Le général Bailloud achète la lance
d'un chef touareg.

Tougourt devait être gagné par la voie des airs. Une série d'accidents survenus aux appareils du centre d'aviation de Biskra priva le général Bailloud de ce mode de locomotion. C'est en auto qu'il arrive dans la capitale de l'Oued-Rhir, et à cheval qu'il fait son entrée à Ouargla, où les dernières troupes régulières du 19e corps adressent leur adieu au chef qui les a si brillamment commandées pendant de longues années.

La «Sauterelle» du caporal Cros, pilotée par le lieutenant de Lafargue qui a réussi, au prix de quels efforts, à faire la route Biskra-Ouargla, prend, à son bord, le général jusqu'à la Gara-Krima, à quelques kilomètres au sud d'Ouargla; puis c'est le méhari, la seule monture possible au désert, qui va le transporter, trop lentement à son gré, d'une «rive à l'autre du Sahara».

Un passage difficile dans la koudia
du Hoggar.

Ouargla et Gao, ainsi sont baptisés les deux méhari du général.
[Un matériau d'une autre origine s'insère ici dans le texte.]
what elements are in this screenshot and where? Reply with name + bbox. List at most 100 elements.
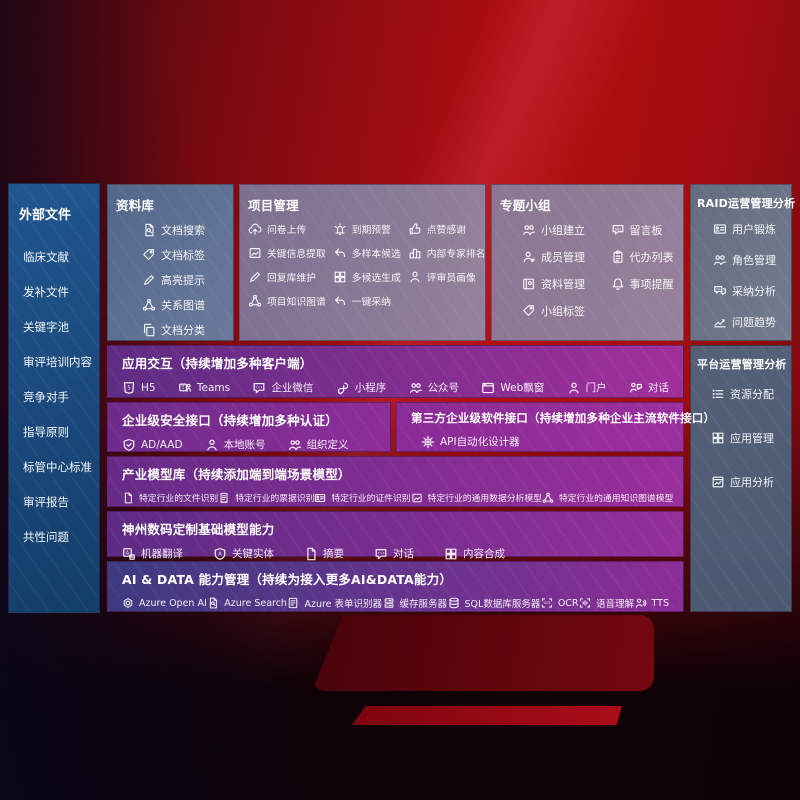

Le premier, très calme, va de son pas tranquille et n'est pas impressionné le moins du monde par les «pull up» de son cavalier qui se croit encore sur un pur sang. Gao, qui vient d'être arraché aux douceurs du pâturage, manifeste d'abord une ardeur qui effraie un peu les braves Chaambas habitués à cheminer lentement sur les pistes du désert. Au bout de quelques jours, il reprend l'allure caractéristique de sa race, et seuls des airs entraînants comme le Danube bleu ou la Chanson du petit paveur parviennent à lui faire donner plus que les six kilomètres réglementaires.

La Noël est fêtée aux portes d'In Salah le 25 décembre et pour la première fois les petits Chaambas voient un arbre de Noël. Les innombrables menus objets apportés dans ce but d'Alger font la joie des enfants d'indigènes, comme à la même heure, dans la mère patrie, la distribution traditionnelle de joujoux à tous les jeunes frères de France. Le 5 janvier 1913, les tentes sont dressées dans les gorges de Takombaret.
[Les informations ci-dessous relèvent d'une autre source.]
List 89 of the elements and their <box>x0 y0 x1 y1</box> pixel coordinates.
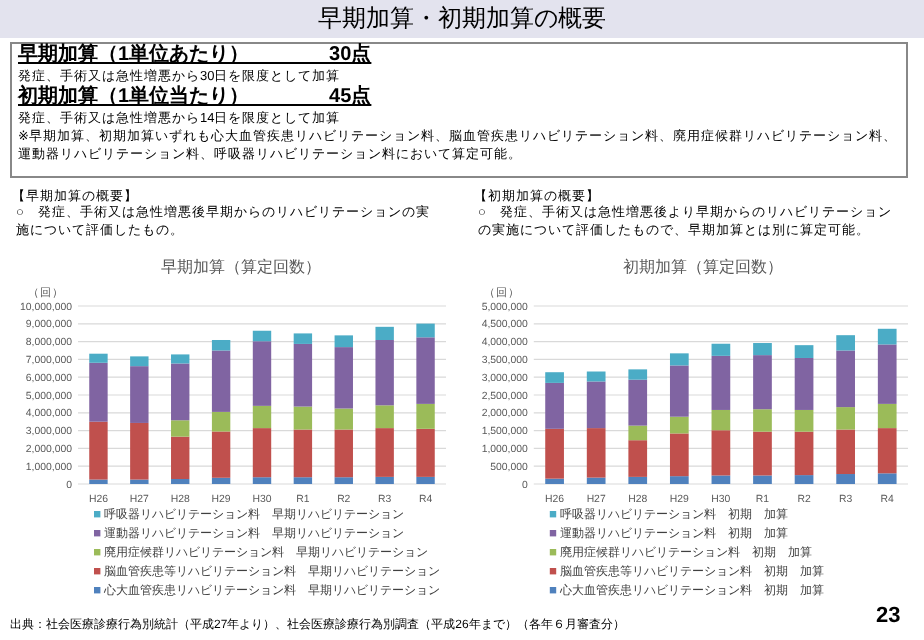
bar <box>334 477 353 484</box>
bar <box>252 341 272 406</box>
bar <box>711 409 731 431</box>
bar <box>416 323 435 338</box>
bar <box>669 365 689 417</box>
bar <box>711 475 731 484</box>
bar <box>669 433 689 477</box>
bar <box>753 475 772 484</box>
bar <box>211 431 231 478</box>
bar <box>877 344 897 404</box>
bar <box>669 416 689 434</box>
chart-title: 初期加算（算定回数） <box>623 258 783 276</box>
bar <box>753 343 772 356</box>
bar <box>293 429 313 478</box>
bar <box>628 379 648 426</box>
bar <box>416 403 435 429</box>
bar <box>877 328 897 345</box>
text: 初期加算（1単位当たり） 45点 <box>18 86 372 110</box>
bar <box>334 335 353 348</box>
bar <box>794 475 814 484</box>
bar <box>130 366 149 423</box>
bar <box>171 363 190 421</box>
bar <box>836 335 855 351</box>
bar <box>628 425 648 441</box>
text: 早期加算・初期加算の概要 <box>0 0 924 38</box>
bar <box>711 355 731 410</box>
bar <box>711 343 731 356</box>
bar <box>375 326 394 340</box>
bar <box>753 409 772 432</box>
bar <box>293 406 313 430</box>
bar <box>211 477 231 484</box>
bar <box>416 476 435 484</box>
bar <box>628 440 648 477</box>
bar <box>375 405 394 429</box>
bar <box>586 371 606 382</box>
text: 早期加算（1単位あたり） 30点 <box>18 44 372 68</box>
bar <box>628 476 648 484</box>
bar <box>416 337 435 404</box>
bar <box>375 340 394 406</box>
bar <box>89 353 108 363</box>
bar <box>545 428 564 479</box>
bar <box>130 422 149 480</box>
bar <box>293 343 313 407</box>
bar <box>545 478 564 484</box>
bar <box>586 477 606 484</box>
bar <box>877 428 897 474</box>
bar <box>89 421 108 480</box>
bar <box>753 431 772 476</box>
bar <box>171 420 190 437</box>
bar <box>375 476 394 484</box>
bar <box>836 474 855 484</box>
bar <box>293 477 313 484</box>
bar <box>753 355 772 410</box>
bar <box>877 473 897 484</box>
bar <box>628 369 648 380</box>
bar <box>334 408 353 430</box>
bar <box>252 477 272 484</box>
bar <box>586 381 606 429</box>
bar <box>211 350 231 412</box>
bar <box>211 411 231 432</box>
bar <box>211 340 231 351</box>
bar <box>794 431 814 476</box>
bar <box>711 430 731 476</box>
bar <box>794 357 814 410</box>
bar <box>836 407 855 430</box>
bar <box>171 354 190 364</box>
bar <box>171 436 190 480</box>
bar <box>545 372 564 383</box>
bar <box>669 353 689 366</box>
bar <box>293 333 313 344</box>
bar <box>669 476 689 484</box>
bar <box>252 405 272 429</box>
bar <box>794 409 814 432</box>
bar <box>836 350 855 408</box>
text: 23 <box>876 604 901 630</box>
bar <box>130 356 149 367</box>
chart-title: 早期加算（算定回数） <box>161 258 321 276</box>
bar <box>334 347 353 409</box>
bar <box>877 403 897 429</box>
bar <box>586 428 606 478</box>
bar <box>794 345 814 358</box>
bar <box>416 428 435 477</box>
bar <box>836 429 855 475</box>
bar <box>252 428 272 478</box>
bar <box>89 362 108 422</box>
bar <box>252 330 272 342</box>
bar <box>334 429 353 478</box>
bar <box>375 428 394 477</box>
bar <box>545 382 564 429</box>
Du 17 au 21 janvier, on chemine péniblement par les sentiers impossibles de la Koudia du Hoggar, au milieu de blocs énormes jetés au hasard par des Titans, et figurant des animaux fantastiques, des châteaux forts du moyen âge, de vieilles églises des Flandres, tandis que, çà et là, des pitons émergent. Le 21, au soir, on arrive à Fort-Motylinsky. Le 25, on touche à Tamanghasset, où le général retrouve un vieil ami, le Révérend Père de Foucauld, le plus grand marabout du Sahara, et nourrit pendant quarante-huit heures toute une tribu touareg avec un sac de bechna. Un nouvel arbre de Noël, suivi d'une large distribution d'épingles de nourrice, de petits savons et de glaces à deux sous, attire sur la tête du général et de son officier d'ordonnance les bénédictions de toutes les Targuistes jeunes et vieilles. L'horrible Tanezrouft est franchi du 31 janvier au 3 février; le 4, on prend de l'eau à Tin-Gahor, point important de bifurcation du futur railway transafricain, et, le 11, on installe le campement à Bou-Ghessa, à la frontière de l'Algérie et de l'Afrique Occidentale française, où s'opère la jonction des méharistes algériens et soudanais. Cet événement saharien fut marqué par des fêtes superbes qui se déroulèrent dans un cadre majestueux et sous une tempête de vent et de sable comme on ne peut en voir qu'au Sahara. Un mât de cocagne remplace l'arbre de Noël, et ce divertissement inconnu jusqu'alors au Sahara excite l'enthousiasme universel. Le 18 février, Kidal; le 1er mars, Bourem, sur le Niger; au total, près de 3.000 kilomètres franchis en moins de trois mois.
Itinéraire du général Bailloud, d'Alger à Porto-Novo.